Un Premier ministre de la République à seulement 34 ans ? Un événement suffisamment inédit en France pour être souligné avec une certaine emphase. C’est ce à quoi la presse française s’est livrée avec une certaine jouissance. Les plus bienveillants ont salué le coup de maître de nommer le jeune, populaire et très talentueux Gabriel Attal pour remplacer une Élisabeth Borne critiquée, voire vilipendée. Les suspicieux se grattent la tête de doutes et d’interrogations.
En effet, à part le facteur âge qui frappe les imaginations, la vie de Gabriel Attal comme Premier ministre ne sera certainement pas un long fleuve tranquille. Et ce pour plusieurs raisons. La première est que les rapports de forces au sein de l’Assemblée nationale ne vont pas changer par un coup de baguette magique. L’absence d’une majorité absolue avait obligé le gouvernement Borne à subir le douloureux calvaire des 49.3. Cet article exceptionnel de la constitution qui permet au gouvernement de faire passer les lois sans discussion ni vote. Efficace pour gagner du temps mais coûteux sur le plan politique. Si Elisabeth Borne avait perdu tout son crédit, c’est parce qu’elle avait dégainé 23 fois l’article 49.3 au point de pousser l’ensemble de l’opposition à souhaiter son départ au plus vite.
La seconde raison qui va compliquer la vie de Gabriel Attal se trouve dans les multiples grincements de dents que sa nomination avait provoqué chez les poids lourds du gouvernement et de la majorité.
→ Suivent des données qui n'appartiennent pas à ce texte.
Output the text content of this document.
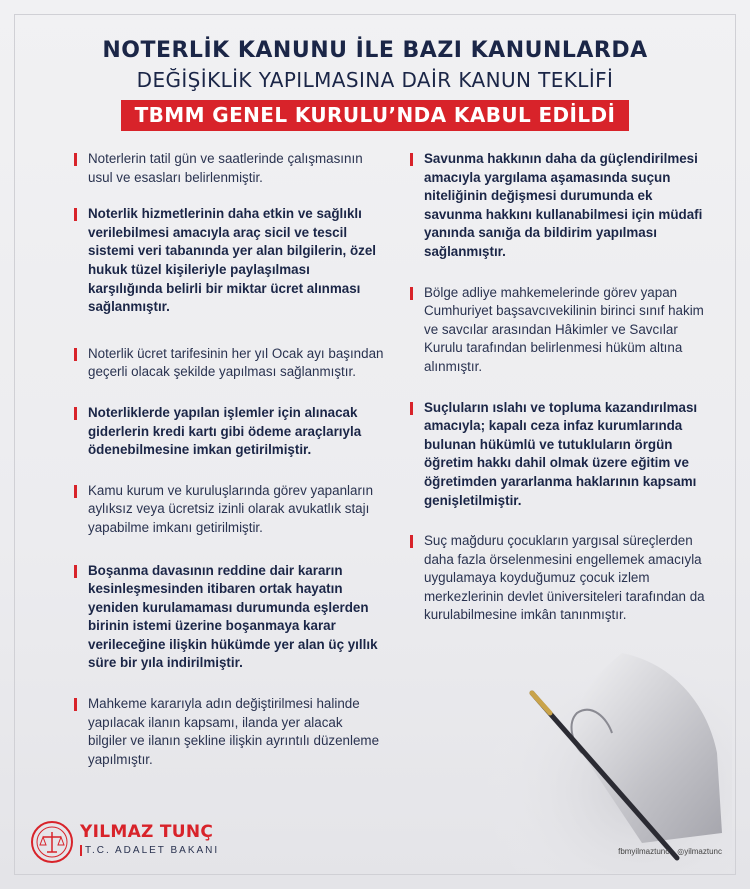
NOTERLİK KANUNU İLE BAZI KANUNLARDA
DEĞİŞİKLİK YAPILMASINA DAİR KANUN TEKLİFİ
TBMM GENEL KURULU’NDA KABUL EDİLDİ
Noterlerin tatil gün ve saatlerinde çalışmasının usul ve esasları belirlenmiştir.
Noterlik hizmetlerinin daha etkin ve sağlıklı verilebilmesi amacıyla araç sicil ve tescil sistemi veri tabanında yer alan bilgilerin, özel hukuk tüzel kişileriyle paylaşılması karşılığında belirli bir miktar ücret alınması sağlanmıştır.
Noterlik ücret tarifesinin her yıl Ocak ayı başından geçerli olacak şekilde yapılması sağlanmıştır.
Noterliklerde yapılan işlemler için alınacak giderlerin kredi kartı gibi ödeme araçlarıyla ödenebilmesine imkan getirilmiştir.
Kamu kurum ve kuruluşlarında görev yapanların aylıksız veya ücretsiz izinli olarak avukatlık stajı yapabilme imkanı getirilmiştir.
Boşanma davasının reddine dair kararın kesinleşmesinden itibaren ortak hayatın yeniden kurulamaması durumunda eşlerden birinin istemi üzerine boşanmaya karar verileceğine ilişkin hükümde yer alan üç yıllık süre bir yıla indirilmiştir.
Mahkeme kararıyla adın değiştirilmesi halinde yapılacak ilanın kapsamı, ilanda yer alacak bilgiler ve ilanın şekline ilişkin ayrıntılı düzenleme yapılmıştır.
Savunma hakkının daha da güçlendirilmesi amacıyla yargılama aşamasında suçun niteliğinin değişmesi durumunda ek savunma hakkını kullanabilmesi için müdafi yanında sanığa da bildirim yapılması sağlanmıştır.
Bölge adliye mahkemelerinde görev yapan Cumhuriyet başsavcıvekilinin birinci sınıf hakim ve savcılar arasından Hâkimler ve Savcılar Kurulu tarafından belirlenmesi hüküm altına alınmıştır.
Suçluların ıslahı ve topluma kazandırılması amacıyla; kapalı ceza infaz kurumlarında bulunan hükümlü ve tutukluların örgün öğretim hakkı dahil olmak üzere eğitim ve öğretimden yararlanma haklarının kapsamı genişletilmiştir.
Suç mağduru çocukların yargısal süreçlerden daha fazla örselenmesini engellemek amacıyla uygulamaya koyduğumuz çocuk izlem merkezlerinin devlet üniversiteleri tarafından da kurulabilmesine imkân tanınmıştır.
YILMAZ TUNÇ
T.C. ADALET BAKANI	fbmyilmaztunc ◎yilmaztunc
Des hommes comme Gérald Darmanin, ministre de l’Intérieur et Bruno le Maire, ministre de l’Economie, qui se croyaient plus légitimes à occuper ce poste. Ils ont fait part de leurs réserves à Emmanuel Macron qui a passé outre. Mais cette opposition dès le départ laissera des traces. Ces amertumes se traduiront certainement sur le nouveau casting du gouvernement et sur la manière de limiter les périmètres à venir. Le risque est qu’il y ait plusieurs premiers ministrables qui cohabitent dans ce gouvernement avec comme arbitre au quotidien le président Macron.
Au niveau de la majorité, le choix de Gabriel Attal n’a pas été accueilli à bras ouvert. Deux pontes de cette majorité ont laissé filtrer leurs aigreurs et déceptions. François Bayrou, patron du Modem, le parti centriste, et Édouard Philippe, patron du parti Horizons. Le premier craint une marginalisation de son parti et la perte de sa qualité de « faiseur de premier ministre », son principal fonds de commerce politique. Le second voit ses rêves pour 2027 contrarier par cette nomination. Gabriel Attal ringardise Edouard Phillipe qui se préparait depuis son départ de Matignon à prendre la succession de Macron, empêché par la constitution de se présenter pour un troisième mandat.
Avec Gabriel Attal, une fois tombée la fièvre de la nouveauté, le risque de voir censurer son gouvernement est plus fort qu’il ne l’était avec Elisabeth Borne. La raison est que la majorité présidentielle est actuellement traversée par des intérêts et des agendas contradictoires qui peuvent se sentir menacés par l’installation de Gabriel Attal au sommet de la hiérarchie exécutif.
Une forme de bienveillance à droite, des critiques acerbes à gauche, la nomination de Gabriel Attal a fait dire à certains qu’Emmanuel Macron a nommé son clone à Matignon. Gabriel Attal prend aussi le sobriquet de « mini Macron ». Certains se sont amusés à traquer les mimétismes entre les deux personnalités dont les styles se confondent jusqu’à l’imitation. Pour certains, Gabriel Attal, qui avoue qu’il doit toute sa carrière à Emmanuel Macron, sera plus dans le statut « du collaborateur » décrit par un certain Nicolas Sarkozy à l’encontre de François Fillon, son Premier ministre, qu’une force de proposition automne et relativement indépendante.
Le risque qu’induit cette situation est qu’il sera plus difficile pour Gabriel Attal de prendre son envol, de se distinguer et exister comme une entité à part. Surtout que l’ambition ultime de Macron à travers cette nomination et la feuille de route qu’il lui a tracée, à savoir « réarmement » industriel, économique, européen mais aussi civique, a pour objectif d’empêcher l’extrême droite de Marine Le Pen et de Jordan Bardella d’accomplir les performances électorales promises avec insistance et que les sondages prédisent pour les élections européennes de juin prochain.